The short version is this: the TSALAL scientists were on the brink of finally being able to remove life-changing microorganisms from the permafrost because pollution from the Silver Springs mine was melting the underground ice. To speed up the process, the TSALAL scientists encouraged more pollution from the mines. They fudged the numbers to help generate additional pollution, which also led to illness, unclean water, stillbirths, and disruption of the wildlife (which explains the caribou in the season’s cold open).

Annie K., through her romantic relationship with Raymond Clark, figured all of this out six years prior and eventually found a lab in the ice caves where they were working to extract the microorganisms. She was so angry about her discovery that she began destroying the lab, as well as two years of work the scientists put into it. The scientists retaliated by killing her. Raymond Clark played a role.

It was the Native cleaning lady who discovered their underground cave years later and put the pieces together. To avenge Annie’s murder, the Iñupiat women abducted the scientists, drove them out into the tundra, made them strip naked and run out into the snow where they froze to death. They even folded the clothes they left behind because they work as cleaning ladies and they couldn’t help themselves (clever!). Only Raymond managed to escape by hiding in the underground lab and holding the hatch closed to prevent them from capturing him. As for the bite marks and scratched corneas: Hypothermia may explain it. Either that, or the naked scientists were so cold that they tried to hasten their own deaths.

That’s the solution in a nutshell: The scientists killed Annie.
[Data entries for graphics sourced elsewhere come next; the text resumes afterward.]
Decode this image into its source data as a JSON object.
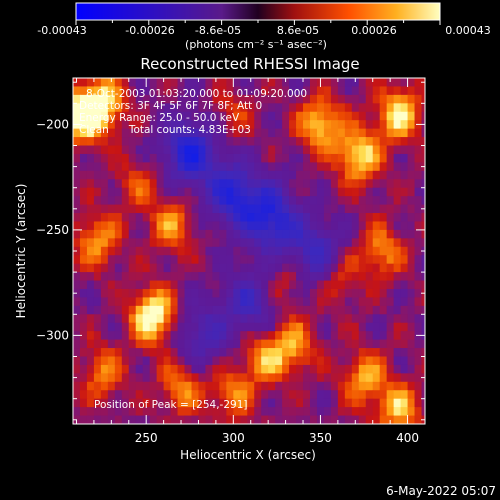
{
  "colorbar": {
    "tick_labels": [
      "-0.00043",
      "-0.00026",
      "-8.6e-05",
      "8.6e-05",
      "0.00026",
      "0.00043"
    ],
    "unit_label": "(photons cm⁻² s⁻¹ asec⁻²)"
  },
  "chart_data": {
    "type": "heatmap",
    "title": "Reconstructed RHESSI Image",
    "xlabel": "Heliocentric X (arcsec)",
    "ylabel": "Heliocentric Y (arcsec)",
    "xlim": [
      208,
      410
    ],
    "ylim": [
      -342,
      -178
    ],
    "x_ticks": [
      "250",
      "300",
      "350",
      "400"
    ],
    "y_ticks": [
      "-200",
      "-250",
      "-300"
    ],
    "x_tick_values": [
      250,
      300,
      350,
      400
    ],
    "y_tick_values": [
      -200,
      -250,
      -300
    ],
    "colormap": [
      "#0000ff",
      "#4b0fa0",
      "#5a1a8a",
      "#a01010",
      "#e03000",
      "#ff8000",
      "#ffc040",
      "#ffffb0"
    ],
    "info_lines": [
      "8-Oct-2003 01:03:20.000 to 01:09:20.000",
      "Detectors: 3F 4F 5F 6F 7F 8F; Att 0",
      "Energy Range: 25.0 - 50.0 keV",
      "Clean      Total counts: 4.83E+03"
    ],
    "peak_label": "Position of Peak = [254,-291]",
    "blobs": [
      {
        "x": 254,
        "y": -291,
        "v": 1.0
      },
      {
        "x": 213,
        "y": -196,
        "v": 0.95
      },
      {
        "x": 226,
        "y": -190,
        "v": 0.7
      },
      {
        "x": 222,
        "y": -255,
        "v": 0.6
      },
      {
        "x": 265,
        "y": -248,
        "v": 0.55
      },
      {
        "x": 225,
        "y": -318,
        "v": 0.5
      },
      {
        "x": 270,
        "y": -325,
        "v": 0.55
      },
      {
        "x": 300,
        "y": -328,
        "v": 0.5
      },
      {
        "x": 318,
        "y": -310,
        "v": 0.6
      },
      {
        "x": 335,
        "y": -305,
        "v": 0.55
      },
      {
        "x": 350,
        "y": -200,
        "v": 0.75
      },
      {
        "x": 372,
        "y": -215,
        "v": 0.8
      },
      {
        "x": 395,
        "y": -195,
        "v": 0.8
      },
      {
        "x": 385,
        "y": -260,
        "v": 0.55
      },
      {
        "x": 360,
        "y": -272,
        "v": 0.45
      },
      {
        "x": 375,
        "y": -320,
        "v": 0.6
      },
      {
        "x": 395,
        "y": -335,
        "v": 0.65
      },
      {
        "x": 245,
        "y": -228,
        "v": 0.35
      },
      {
        "x": 300,
        "y": -195,
        "v": 0.3
      },
      {
        "x": 330,
        "y": -275,
        "v": 0.35
      }
    ],
    "holes": [
      {
        "x": 275,
        "y": -213,
        "v": 0.9
      },
      {
        "x": 300,
        "y": -233,
        "v": 0.8
      },
      {
        "x": 322,
        "y": -245,
        "v": 0.85
      },
      {
        "x": 348,
        "y": -262,
        "v": 0.7
      },
      {
        "x": 310,
        "y": -285,
        "v": 0.6
      },
      {
        "x": 282,
        "y": -300,
        "v": 0.5
      }
    ]
  },
  "footer": {
    "timestamp": "6-May-2022 05:07"
  }
}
The Iñupiat women killed the scientists. Navarro and Danvers, however, were content to overlook the murder of the scientists and chalk it up to what Kate McKitrick and Captain Donnelly had already insisted was a slab avalanche. After Navarro and Danvers caught Raymond Clark, Navarro allowed him to end his life (by freezing to death) in exchange for a full confession.

There was some other stuff, too. Pete buried his father’s body in the ocean beneath the ice and reconciled with Kayla. Navarro learned her Native name: Siqinnaatchiaq, which means, appropriately, the return of the sun after a long darkness. Danvers gained closure with her son’s death while also reconciling with Leah. There were also a few more callbacks to Pizzolatto’s first season: The two detectives interviewing Danvers, “time is a flat circle,” and the Carcosa symbols, but ultimately, the callbacks meant little. I think López used them both to pay homage to Pizzolatto’s very good first season but also as fun red herrings. (I’m not sure that Pizzolatto understands the meaning of “fun.”)
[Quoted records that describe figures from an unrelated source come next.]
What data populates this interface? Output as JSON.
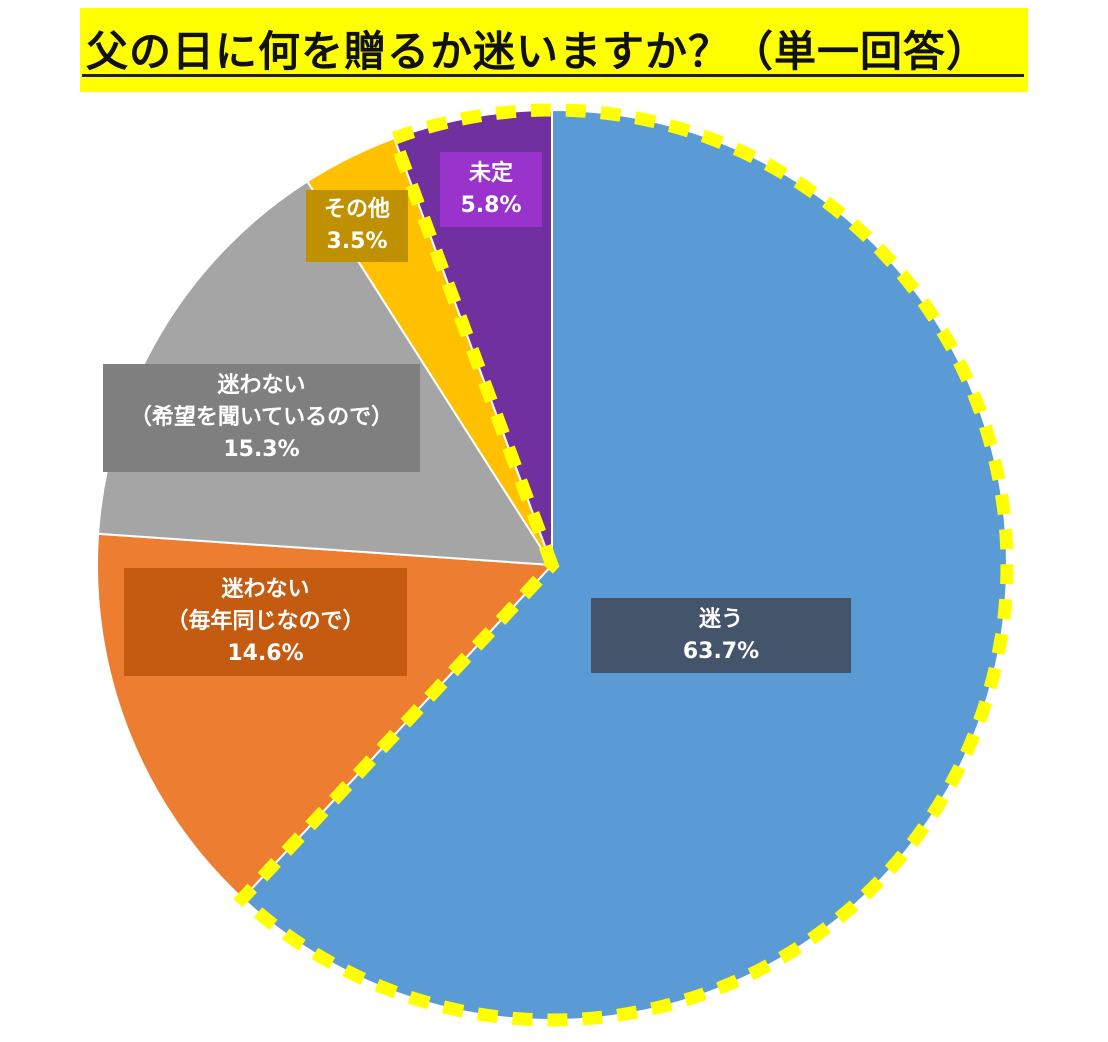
{
  "title": "父の日に何を贈るか迷いますか？（単一回答）",
  "colors": {
    "title_bg": "#FFFF00",
    "highlight_border": "#FFFF00"
  },
  "chart_data": {
    "type": "pie",
    "title": "父の日に何を贈るか迷いますか？（単一回答）",
    "start": "12 o'clock, clockwise",
    "highlight": "dashed yellow outline around 迷う + 未定",
    "slices": [
      {
        "label": "迷う",
        "label_lines": [
          "迷う"
        ],
        "value": 63.7,
        "display": "63.7%",
        "color": "#5B9BD5",
        "label_bg": "#44546A"
      },
      {
        "label": "迷わない（毎年同じなので）",
        "label_lines": [
          "迷わない",
          "（毎年同じなので）"
        ],
        "value": 14.6,
        "display": "14.6%",
        "color": "#ED7D31",
        "label_bg": "#C55A11"
      },
      {
        "label": "迷わない（希望を聞いているので）",
        "label_lines": [
          "迷わない",
          "（希望を聞いているので）"
        ],
        "value": 15.3,
        "display": "15.3%",
        "color": "#A5A5A5",
        "label_bg": "#7F7F7F"
      },
      {
        "label": "その他",
        "label_lines": [
          "その他"
        ],
        "value": 3.5,
        "display": "3.5%",
        "color": "#FFC000",
        "label_bg": "#BF9000"
      },
      {
        "label": "未定",
        "label_lines": [
          "未定"
        ],
        "value": 5.8,
        "display": "5.8%",
        "color": "#7030A0",
        "label_bg": "#9933CC"
      }
    ]
  }
}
There were still a couple of questions that remained unanswered, intentionally so. Who left Annie’s tongue in the TSALAL station? Maybe Hank. Maybe the Native women. Maybe someone else. And did Navarro walk out into the ocean in the end and die? Is that her ghost that Danvers and Leah visited in a cabin, or did Navarro skip town and now meets Danvers and Leah periodically in a cabin to catch up on old times? The latter seems obvious to me, but others feel strongly that it’s the former. Either interpretation works.

López delivered a strong enough season that she gets vagueness leeway, although you can bet the bros complaining about those open questions would’ve also pitched a fit if López had tied up the ending too nicely. It’s impossible to please everyone — especially toxic male fandoms. All showrunners can do is deliver the best season possible and let the results speak for themselves, and Night Country is an immensely impressive season of television from the first episode to the last.